Beijing: Flooding, landslides and torrents of mud have killed 50 people in southern China and the government has evacuated thousands of people from homes near an overfilled, leaking reservoir, officials and state media said.
The Wenquan reservoir in northwestern Qinghai province is holding more than three times its safe capacity -- over 230 million cubic meters of water when it was designed for a maximum of 70 million the Xinhua news agency said.
If it bursts, the city of Golmud, around 130 km (80 miles) away and home to more than 200,000 people, could be flooded with water up to 4 meters (yards) deep in some areas. More than 9,000 people in immediate danger have already been evacuated.
Power and water plants are at risk, and the high-altitude railway to Tibet is some 40 km (25 miles) away so could also be affected, Xinhua said, citing the local government.

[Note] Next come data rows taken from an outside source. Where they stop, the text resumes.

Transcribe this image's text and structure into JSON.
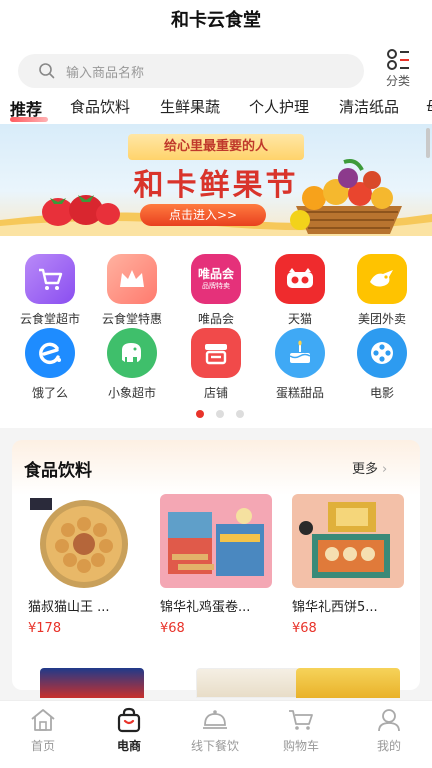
{
  "app": {
    "title": "和卡云食堂"
  },
  "search": {
    "placeholder": "输入商品名称",
    "category_label": "分类"
  },
  "tabs": [
    {
      "label": "推荐",
      "active": true
    },
    {
      "label": "食品饮料"
    },
    {
      "label": "生鲜果蔬"
    },
    {
      "label": "个人护理"
    },
    {
      "label": "清洁纸品"
    },
    {
      "label": "母"
    }
  ],
  "banner": {
    "ribbon_text": "给心里最重要的人",
    "heading": "和卡鲜果节",
    "cta_label": "点击进入>>"
  },
  "shortcuts": [
    {
      "label": "云食堂超市",
      "icon": "cart-icon",
      "color": "#9b5cf6"
    },
    {
      "label": "云食堂特惠",
      "icon": "crown-icon",
      "color": "#ff8a7a"
    },
    {
      "label": "唯品会",
      "icon": "vip-icon",
      "color": "#e5317a",
      "icon_text": "唯品会",
      "icon_sub": "品牌特卖"
    },
    {
      "label": "天猫",
      "icon": "tmall-icon",
      "color": "#ef2b2d"
    },
    {
      "label": "美团外卖",
      "icon": "meituan-icon",
      "color": "#ffc300"
    },
    {
      "label": "饿了么",
      "icon": "eleme-icon",
      "color": "#1e8cff"
    },
    {
      "label": "小象超市",
      "icon": "elephant-icon",
      "color": "#3fbf6b"
    },
    {
      "label": "店铺",
      "icon": "store-icon",
      "color": "#f14a4a"
    },
    {
      "label": "蛋糕甜品",
      "icon": "cake-icon",
      "color": "#3fa9f5"
    },
    {
      "label": "电影",
      "icon": "film-icon",
      "color": "#2d9bf0"
    }
  ],
  "carousel": {
    "page_count": 3,
    "active_index": 0
  },
  "section": {
    "title": "食品饮料",
    "more_label": "更多",
    "products": [
      {
        "name": "猫叔猫山王 ...",
        "price": "¥178"
      },
      {
        "name": "锦华礼鸡蛋卷...",
        "price": "¥68"
      },
      {
        "name": "锦华礼西饼5...",
        "price": "¥68"
      }
    ]
  },
  "bottom_nav": [
    {
      "label": "首页",
      "icon": "home-icon"
    },
    {
      "label": "电商",
      "icon": "shopping-bag-icon",
      "active": true
    },
    {
      "label": "线下餐饮",
      "icon": "dish-cover-icon"
    },
    {
      "label": "购物车",
      "icon": "cart-icon"
    },
    {
      "label": "我的",
      "icon": "user-icon"
    }
  ],
  "colors": {
    "accent": "#e8332a",
    "brand_red": "#d9342b"
  }
}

The reservoir has been badly maintained because the area is usually prone to drought. Water levels are still rising because of snowmelt in nearby mountains, and heavy rains are forecast for Sunday night and Monday, Xinhua added.
In south China, more than 17 million people spread across nine provinces have been affected by downpours since the start of July, the ministry said in a statement on its website (www.mca.gov.cn), with 50 people dead, and 15 missing.
Some 42,000 homes have collapsed, and another 121,000 damaged and hundreds of thousands of hectares of crops have been spoilt or destroyed. Early estimates put the cost of the rains as high as 8.9 billion yuan ($1.3 billion).